At only 32-year of age, Maesawa is a notable name but not identified as a superstar or a double champion like the Georges St-Pierres, Henry Cejudos, or Khabib Nurmagomedovs of the sport. But she was a champion. And not only a champion, but one that proved to be still capable of hanging with, and finishing, younger rising challengers.

So why hang up the gloves? Well, within a life of combat, it can be difficult to uncloud the vision and see that not everything is about fighting.

“My mentality, my mindset whenever I fight, I put everything on the line and I don’t really care if I die in the ring,” Maesawa stated. “That’s my mindset. It has been every time I fight when I get in the ring. I don’t really care if I die, I’m going to put everything in there and perform. So that was my mindset as a fighter.

“With that being said, I recently got married and due to this pandemic, I spent a lot of time thinking about life and thinking about myself. And when you think about life, I got really scared of what I’m doing. I came to realize that there are more important things in life than fighting. And I all of the sudden got scared of stepping in the ring.

“Having a family, I don’t want to make my other family members worry about me,” she continued. “I don’t want them to be worried about me all the time, concerned every time I fight. So once that mindset kicked in, once I realized that there are more important things in life than fighting, I can’t afford to even put myself out there to risk that I might die. Once that mindset kicked in, I feel like I can never become the fighter that I used to be. I have definitely set my priorities straight and fighting has no longer become No. 1. Mentally, I don’t feel like I deserve to be a fighter anymore. I don’t deserve to step in the ring.”

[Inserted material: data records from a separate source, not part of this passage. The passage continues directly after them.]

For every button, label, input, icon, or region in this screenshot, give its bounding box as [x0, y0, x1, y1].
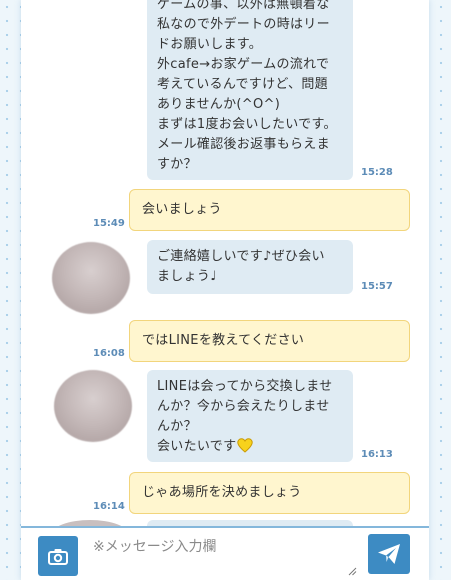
outgoing-message-bubble: 会いましょう [129, 189, 410, 231]
outgoing-message-bubble: ではLINEを教えてください [129, 320, 410, 362]
message-text: ご連絡嬉しいです♪ぜひ会い ましょう♩ [157, 249, 325, 284]
outgoing-message-bubble: じゃあ場所を決めましょう [129, 472, 410, 514]
incoming-message-bubble: ご連絡嬉しいです♪ぜひ会い ましょう♩ [147, 240, 353, 294]
message-text: ゲームの事、以外は無頓着な 私なので外デートの時はリー ドお願いします。 外ca… [157, 0, 337, 172]
yellow-heart-emoji-icon [237, 438, 254, 453]
message-text: じゃあ場所を決めましょう [142, 485, 302, 500]
message-text: 会いましょう [142, 202, 222, 217]
avatar[interactable] [52, 242, 130, 314]
message-timestamp: 15:28 [361, 167, 393, 178]
send-button[interactable] [368, 534, 410, 574]
message-timestamp: 16:14 [93, 501, 125, 512]
paper-plane-icon [378, 544, 400, 564]
avatar[interactable] [54, 370, 132, 442]
message-composer [21, 526, 429, 580]
message-timestamp: 16:13 [361, 449, 393, 460]
resize-handle-icon[interactable] [347, 566, 357, 576]
message-timestamp: 16:08 [93, 348, 125, 359]
incoming-message-bubble: LINEは会ってから交換しませ んか？今から会えたりしませ んか？ 会いたいです [147, 370, 353, 462]
message-text: ではLINEを教えてください [142, 333, 305, 348]
message-timestamp: 15:57 [361, 281, 393, 292]
camera-button[interactable] [38, 536, 78, 576]
chat-window: ゲームの事、以外は無頓着な 私なので外デートの時はリー ドお願いします。 外ca… [21, 0, 429, 580]
incoming-message-bubble: ゲームの事、以外は無頓着な 私なので外デートの時はリー ドお願いします。 外ca… [147, 0, 353, 180]
message-input[interactable] [89, 532, 369, 580]
message-timestamp: 15:49 [93, 218, 125, 229]
message-text: LINEは会ってから交換しませ んか？今から会えたりしませ んか？ 会いたいです [157, 377, 343, 457]
camera-icon [48, 548, 68, 565]
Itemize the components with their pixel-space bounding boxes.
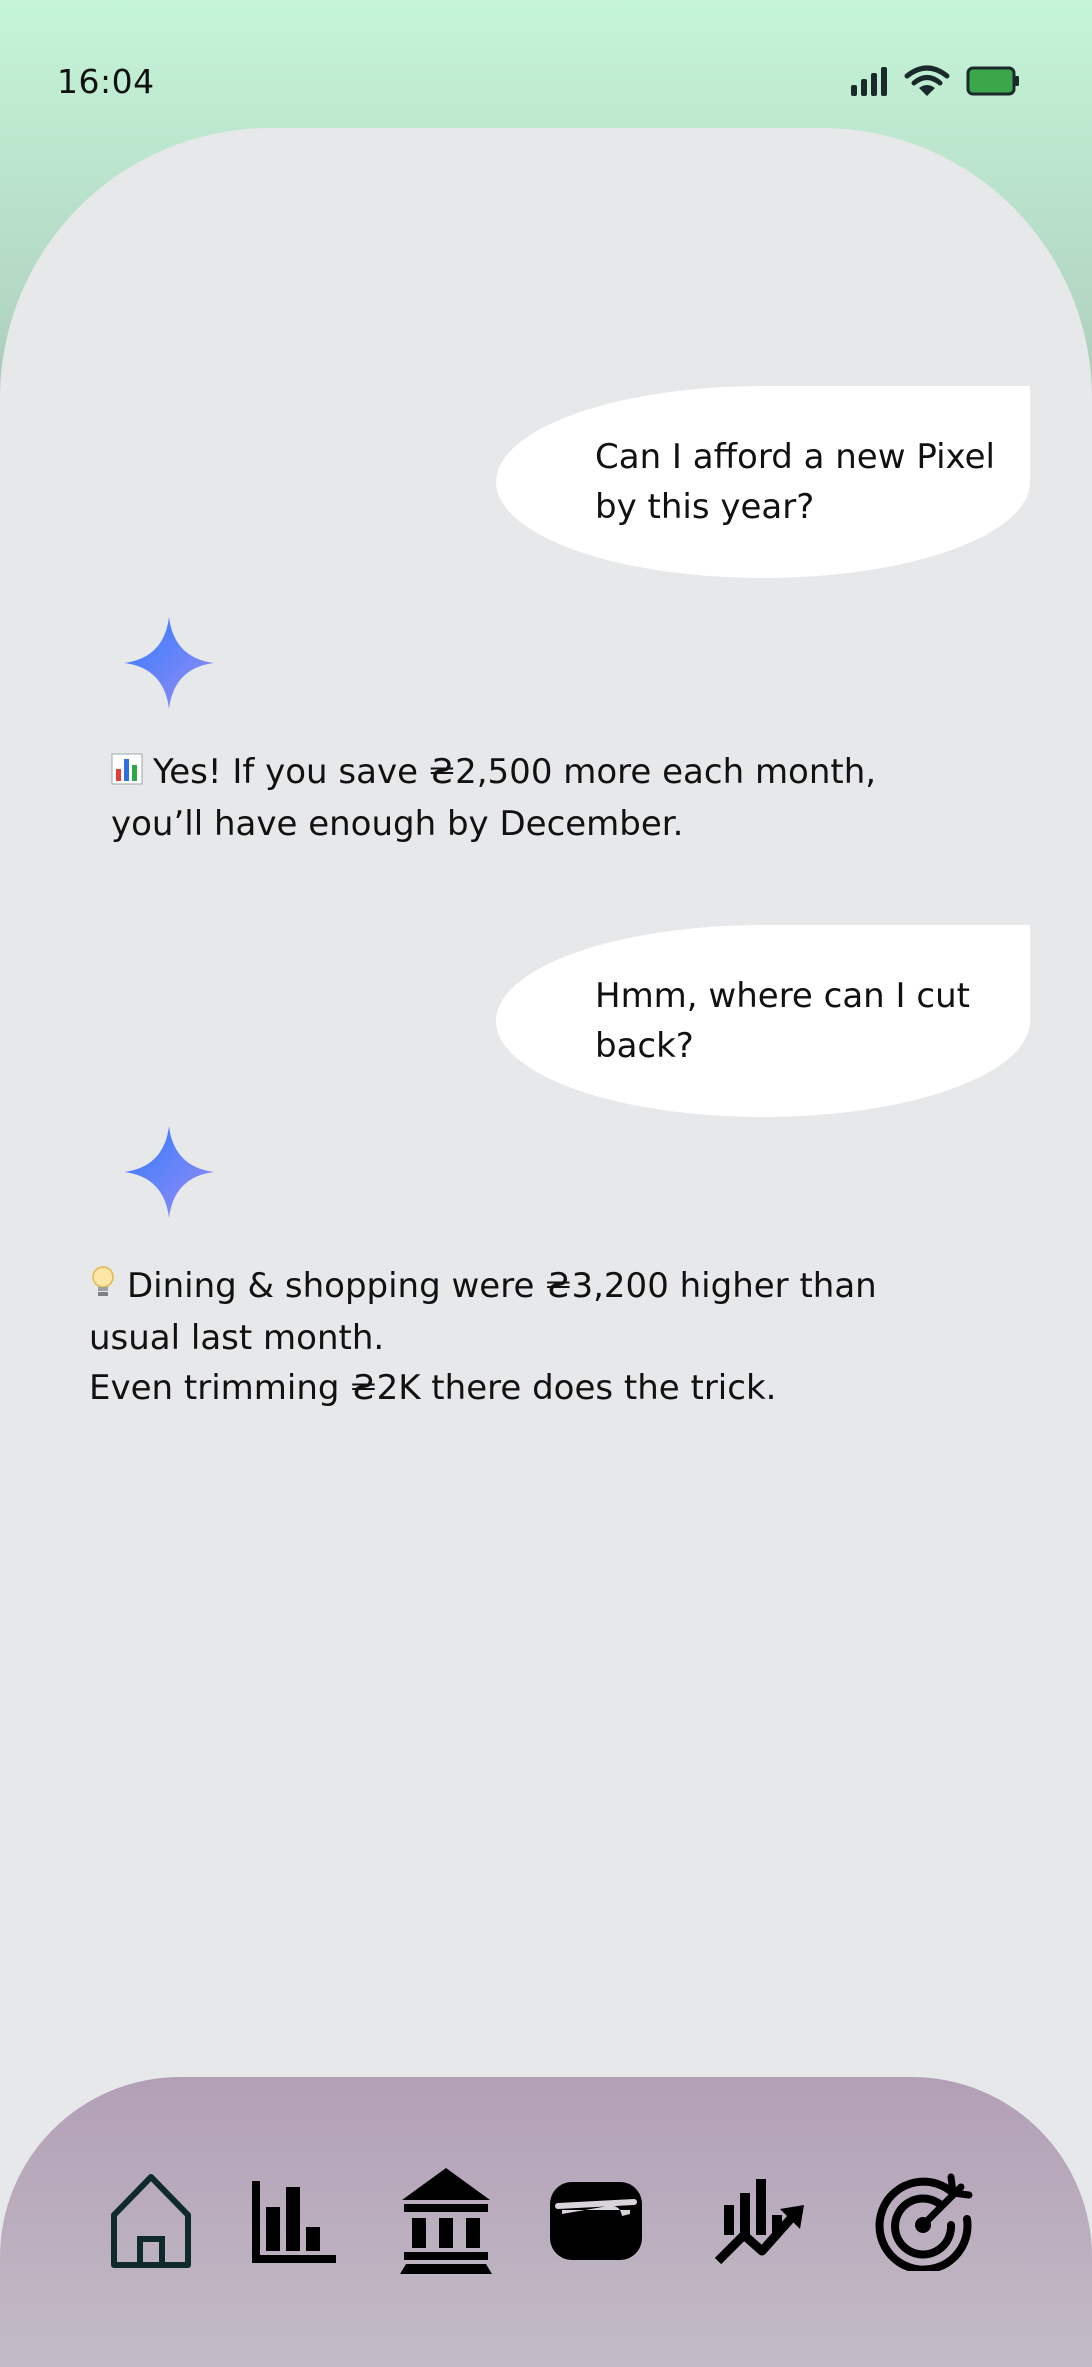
status-icons [850,64,1020,98]
home-icon [111,2174,191,2268]
nav-investments[interactable] [712,2166,812,2276]
wifi-icon [904,65,950,96]
bar-chart-icon [252,2181,336,2263]
bank-icon [400,2168,492,2274]
assistant-message-text-line2: Even trimming ₴2K there does the trick. [89,1367,777,1408]
nav-analytics[interactable] [244,2166,344,2276]
gemini-sparkle-icon [124,1126,214,1218]
assistant-message: Dining & shopping were ₴3,200 higher tha… [89,1261,969,1413]
gemini-sparkle-icon [124,617,214,709]
assistant-message: Yes! If you save ₴2,500 more each month,… [111,747,911,849]
user-message-text: Can I afford a new Pixel by this year? [595,437,995,527]
status-time: 16:04 [57,62,155,101]
user-message-bubble: Can I afford a new Pixel by this year? [496,386,1030,578]
wallet-icon [550,2182,642,2260]
bar-chart-emoji-icon [111,749,143,799]
battery-icon [966,66,1019,96]
nav-goals[interactable] [875,2166,975,2276]
nav-home[interactable] [101,2166,201,2276]
signal-icon [851,67,887,96]
nav-wallet[interactable] [546,2166,646,2276]
assistant-message-text: Dining & shopping were ₴3,200 higher tha… [89,1266,877,1358]
nav-bank[interactable] [396,2166,496,2276]
target-icon [875,2173,973,2271]
trending-up-icon [714,2179,804,2265]
user-message-text: Hmm, where can I cut back? [595,976,970,1066]
assistant-message-text: Yes! If you save ₴2,500 more each month,… [111,752,877,844]
status-bar: 16:04 [0,0,1092,120]
lightbulb-emoji-icon [89,1263,117,1313]
user-message-bubble: Hmm, where can I cut back? [496,925,1030,1117]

What is next for the girl from Aomori in her post-MMA life remains unknown.

Tomo Maesawa has no new plan, no next adventure ready to set up, simply no idea. Whether it’s continuing to stay around the MMA scene or transition into something completely different, Maesawa can’t say she’s ready to commit to something. Which she admits would have to be done to 100 percent the best of her abilities if started.

All she does know for certain is that whatever is next will be something that pushes her to be better and challenge herself. And the path that’s been laid out before her to get there was well worth traveling down.

“I would tell myself that you’re on the right track,” Maesawa said in response to what advice she’d give herself starting in MMA. “Don’t doubt yourself. What you have been doing, what you are doing, what you’re going to do. It will be the right thing. So don’t doubt yourself, you’re on the right track.”